I can’t buy salami in the supermarket and justify it by saying the cow is dead anyways and someone already sliced it up. It’s down to demand and that’s really complex.

You pay for the salami and thus entice them to make more. There is monetary value for them in making more salami.

Does Mark Zuckerberg really gift an open-weights model to me out of pure altruism?

I don't really know why they initially released their models but at least they kicked off a pissing contest in the open weight space on who can create the best open model.

Meta has not released anything worthwhile in quite a while. It's pretty much Chinese models flexing on American models nowadays.

Still, their main incentive to train those models lies with businesses subscribing to their paid plans.

However that’s not the entire story either, we still buy the graphics cards from Nvidia and we also set free some CO2 when doing inference, even if we didn’t pay for the training process.

True, I exclusively run inference on AMD hardware (I recently got a Strix Halo board) so at least I feel a little bit less bad and my inference runs almost purely on solar power. I expect that is not the norm in the local AI community though.
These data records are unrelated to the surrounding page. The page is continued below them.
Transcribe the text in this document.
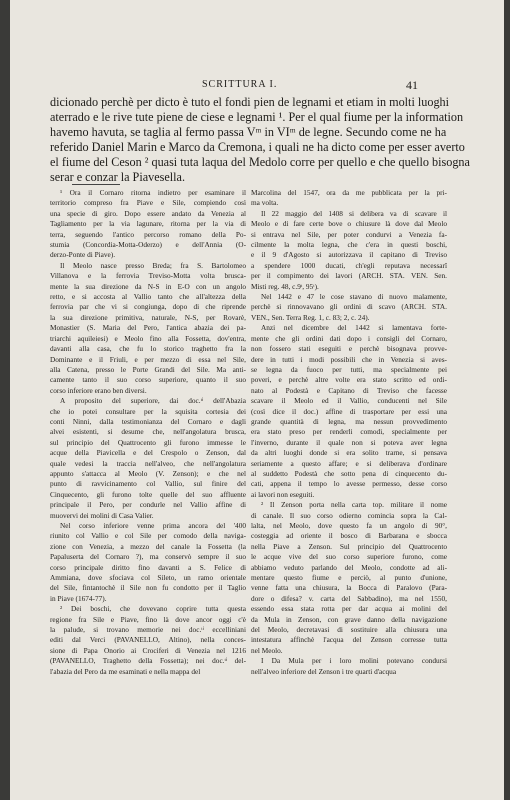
SCRITTURA I.	41
dicionado perchè per dicto è tuto el fondi pien de legnami et etiam in molti luoghi
aterrado e le rive tute piene de ciese e legnami ¹. Per el qual fiume per la information
havemo havuta, se taglia al fermo passa Vᵐ in VIᵐ de legne. Secundo come ne ha
referido Daniel Marin e Marco da Cremona, i quali ne ha dicto come per esser averto
el fiume del Ceson ² quasi tuta laqua del Medolo corre per quello e che quello bisogna
serar e conzar la Piavesella.
¹ Ora il Cornaro ritorna indietro per esaminare il
territorio compreso fra Piave e Sile, compiendo così
una specie di giro. Dopo essere andato da Venezia al
Tagliamento per la via lagunare, ritorna per la via di
terra, seguendo l'antico percorso romano della Po-
stumia (Concordia-Motta-Oderzo) e dell'Annia (O-
derzo-Ponte di Piave).
Il Meolo nasce presso Breda; fra S. Bartolomeo
Villanova e la ferrovia Treviso-Motta volta brusca-
mente la sua direzione da N-S in E-O con un angolo
retto, e si accosta al Vallio tanto che all'altezza della
ferrovia par che vi si congiunga, dopo di che riprende
la sua direzione primitiva, naturale, N-S, per Rovarè,
Monastier (S. Maria del Pero, l'antica abazia dei pa-
triarchi aquileiesi) e Meolo fino alla Fossetta, dov'entra,
davanti alla casa, che fu lo storico traghetto fra la
Dominante e il Friuli, e per mezzo di essa nel Sile,
alla Catena, presso le Porte Grandi del Sile. Ma anti-
camente tanto il suo corso superiore, quanto il suo
corso inferiore erano ben diversi.
A proposito del superiore, dai doc.ᵗⁱ dell'Abazia
che io potei consultare per la squisita cortesia dei
conti Ninni, dalla testimonianza del Cornaro e dagli
alvei esistenti, si desume che, nell'angolatura brusca,
sul principio del Quattrocento gli furono immesse le
acque della Piavicella e del Crespolo o Zenson, dal
quale vedesi la traccia nell'alveo, che nell'angolatura
appunto s'attacca al Meolo (V. Zenson); e che nel
punto di ravvicinamento col Vallio, sul finire del
Cinquecento, gli furono tolte quelle del suo affluente
principale il Pero, per condurle nel Vallio affine di
muovervi dei molini di Casa Valier.
Nel corso inferiore venne prima ancora del '400
riunito col Vallio e col Sile per comodo della naviga-
zione con Venezia, a mezzo del canale la Fossetta (la
Papaluserta del Cornaro ?), ma conservò sempre il suo
corso principale diritto fino davanti a S. Felice di
Ammiana, dove sfociava col Sileto, un ramo orientale
del Sile, fintantochè il Sile non fu condotto per il Taglio
in Piave (1674-77).
² Dei boschi, che dovevano coprire tutta questa
regione fra Sile e Piave, fino là dove ancor oggi c'è
la palude, si trovano memorie nei doc.ᵗⁱ eccelliniani
editi dal Verci (PAVANELLO, Altino), nella conces-
sione di Papa Onorio ai Crociferi di Venezia nel 1216
(PAVANELLO, Traghetto della Fossetta); nei doc.ᵗⁱ del-
l'abazia del Pero da me esaminati e nella mappa del
Marcolina del 1547, ora da me pubblicata per la pri-
ma volta.
Il 22 maggio del 1408 si delibera va di scavare il
Meolo e di fare certe bove o chiusure là dove dal Meolo
si entrava nel Sile, per poter condurvi a Venezia fa-
cilmente la molta legna, che c'era in questi boschi,
e il 9 d'Agosto si autorizzava il capitano di Treviso
a spendere 1000 ducati, ch'egli reputava necessarî
per il compimento dei lavori (ARCH. STA. VEN. Sen.
Misti reg. 48, c.9ᵗ, 95ᵗ).
Nel 1442 e 47 le cose stavano di nuovo malamente,
perchè si rinnovavano gli ordini di scavo (ARCH. STA.
VEN., Sen. Terra Reg. 1, c. 83; 2, c. 24).
Anzi nel dicembre del 1442 si lamentava forte-
mente che gli ordini dati dopo i consigli del Cornaro,
non fossero stati eseguiti e perchè bisognava provve-
dere in tutti i modi possibili che in Venezia si aves-
se legna da fuoco per tutti, ma specialmente pei
poveri, e perchè altre volte era stato scritto ed ordi-
nato al Podestà e Capitano di Treviso che facesse
scavare il Meolo ed il Vallio, conducenti nel Sile
(così dice il doc.) affine di trasportare per essi una
grande quantità di legna, ma nessun provvedimento
era stato preso per renderli comodi, specialmente per
l'inverno, durante il quale non si poteva aver legna
da altri luoghi donde si era solito trarne, si pensava
seriamente a questo affare; e si deliberava d'ordinare
al suddetto Podestà che sotto pena di cinquecento du-
cati, appena il tempo lo avesse permesso, desse corso
ai lavori non eseguiti.
² Il Zenson porta nella carta top. militare il nome
di canale. Il suo corso odierno comincia sopra la Cal-
lalta, nel Meolo, dove questo fa un angolo di 90°,
costeggia ad oriente il bosco di Barbarana e sbocca
nella Piave a Zenson. Sul principio del Quattrocento
le acque vive del suo corso superiore furono, come
abbiamo veduto parlando del Meolo, condotte ad ali-
mentare questo fiume e perciò, al punto d'unione,
venne fatta una chiusura, la Bocca di Paralovo (Para-
dore o difesa? v. carta del Sabbadino), ma nel 1550,
essendo essa stata rotta per dar acqua ai molini del
da Mula in Zenson, con grave danno della navigazione
del Meolo, decretavasi di sostituire alla chiusura una
intestatura affinchè l'acqua del Zenson corresse tutta
nel Meolo.
I Da Mula per i loro molini potevano condursi
nell'alveo inferiore del Zenson i tre quarti d'acqua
If I use some research mode from one of the big AI services, it’ll randomly google things, but some weird blog post or a wrong reddit comment will show up on the same level as a reputable source.

I rarely use the commercial AI services but also locally hosted the web search feature is not really that great.

It’s awesome to sift through documentation, though. Or a company’s knowledgebase. And I think those are the real use-cases for RAG.

Yes, I prefer to use RAG with information I provide. For example, ask a question about Godot and provide it the full Godot 4 documentation with it.

Still working on getting this automated though. I would love to have a RAG knowledge base of Wikipedia, Stackoverflow, C documentation, etc. that you can query an LLM against.